On devrait d’ailleurs dire au sujet d’Aleix Espargaró qu’il s’agit du seul vrai pilote Aprilia. Car depuis qu’Andrea Iannone s’est empêtré dans une affaire de dopage jusqu’à s’y embourber définitivement, l’Espagnol est seul à la barre. Et ce sera aussi le cas pour 2021. L’ainé de Pol qui s’est installé chez Repsol Honda fait ainsi ce constat : « avec l’affaire Iannone et le passage de Bradley Smith à Savadori à la fin de la saison, ce n’est pas une situation facile pour Aprilia. On ne sait pas encore qui prendra la place à côté de moi la saison prochaine. J’espère qu’ils feront de leur mieux. Mais ce n’est certainement pas facile ».

Et en effet rien n’est simple chez Aprilia. L’arrivée de Massimo Rivola de la Formule 1 pour l’organisation et d’une toute nouvelle RS-GP sur la piste n’a pas fondamentalement changé la donne pour les hommes de Noale. En 2020, le constructeur n’est entré dans le top 10 qu’à trois occasions avec Aleix Espargaró et les deux sixièmes places comme meilleurs résultats sont loin des attentes.

Aprilia doit accélérer à l’usine et trouver l’accélération sur la piste

Sur cette situation, le pilote espagnol commente en précisant le point sur lequel la RS-GP doit impérativement progresser : « là où nous devons vraiment évoluer, c’est dans l’accélération.
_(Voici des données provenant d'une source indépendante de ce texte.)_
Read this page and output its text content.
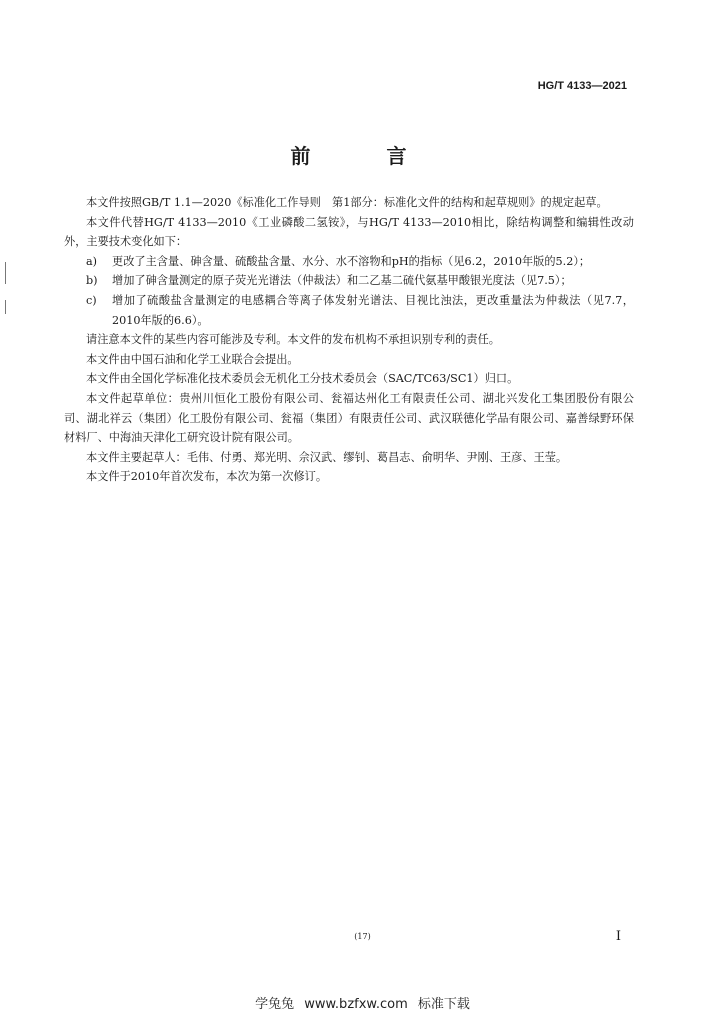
HG/T 4133—2021
前　言

本文件按照GB/T 1.1—2020《标准化工作导则　第1部分：标准化文件的结构和起草规则》的规定起草。

本文件代替HG/T 4133—2010《工业磷酸二氢铵》，与HG/T 4133—2010相比，除结构调整和编辑性改动外，主要技术变化如下：

a) 更改了主含量、砷含量、硫酸盐含量、水分、水不溶物和pH的指标（见6.2，2010年版的5.2）；
b) 增加了砷含量测定的原子荧光光谱法（仲裁法）和二乙基二硫代氨基甲酸银光度法（见7.5）；
c) 增加了硫酸盐含量测定的电感耦合等离子体发射光谱法、目视比浊法，更改重量法为仲裁法（见7.7，2010年版的6.6）。

请注意本文件的某些内容可能涉及专利。本文件的发布机构不承担识别专利的责任。

本文件由中国石油和化学工业联合会提出。

本文件由全国化学标准化技术委员会无机化工分技术委员会（SAC/TC63/SC1）归口。

本文件起草单位：贵州川恒化工股份有限公司、瓮福达州化工有限责任公司、湖北兴发化工集团股份有限公司、湖北祥云（集团）化工股份有限公司、瓮福（集团）有限责任公司、武汉联德化学品有限公司、嘉善绿野环保材料厂、中海油天津化工研究设计院有限公司。

本文件主要起草人：毛伟、付勇、郑光明、佘汉武、缪钊、葛昌志、俞明华、尹刚、王彦、王莹。

本文件于2010年首次发布，本次为第一次修订。

(17)	I
学兔兔 www.bzfxw.com 标准下载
Nos concurrents sont beaucoup plus forts que nous à cet égard », note l’Espagnol sur Motorsport-total. Il analyse : « je pense qu’il s’agit d’un compromis entre plus de couple à bas régime et un peu mieux d’adhérence ».

« Je pense aussi qu’en gagnant un peu plus d’appui, on peut également améliorer l’accélération », poursuit le pilote Aprilia. « Parce que parfois, nous pouvons voir que nous ne sommes pas en mesure d’utiliser toute la puissance dont nous disposons. Lorsque nous avons plus d’adhérence, c’est mieux, mais il y a un manque de puissance. C’est une combinaison. L’Aprilia perd du terrain à chaque phase d’accélération, notamment sur le premier et le deuxième rapport ».

Aprilia est le seul des six constructeurs engagés en MotoGP à bénéficier encore des points de concession du règlement, ce qui veut dire qu’il peut tester plus, et avec ses pilotes titulaires. Il bénéficie aussi à ce titre d’une allocation moteur annuelle supérieure. Des avantages qui ont permis à Suzuki et à KTM d’en arriver là où ils sont aujourd’hui. Mais chez Aprilia, l’effet bénéfique de ces dispositions se fait toujours attendre …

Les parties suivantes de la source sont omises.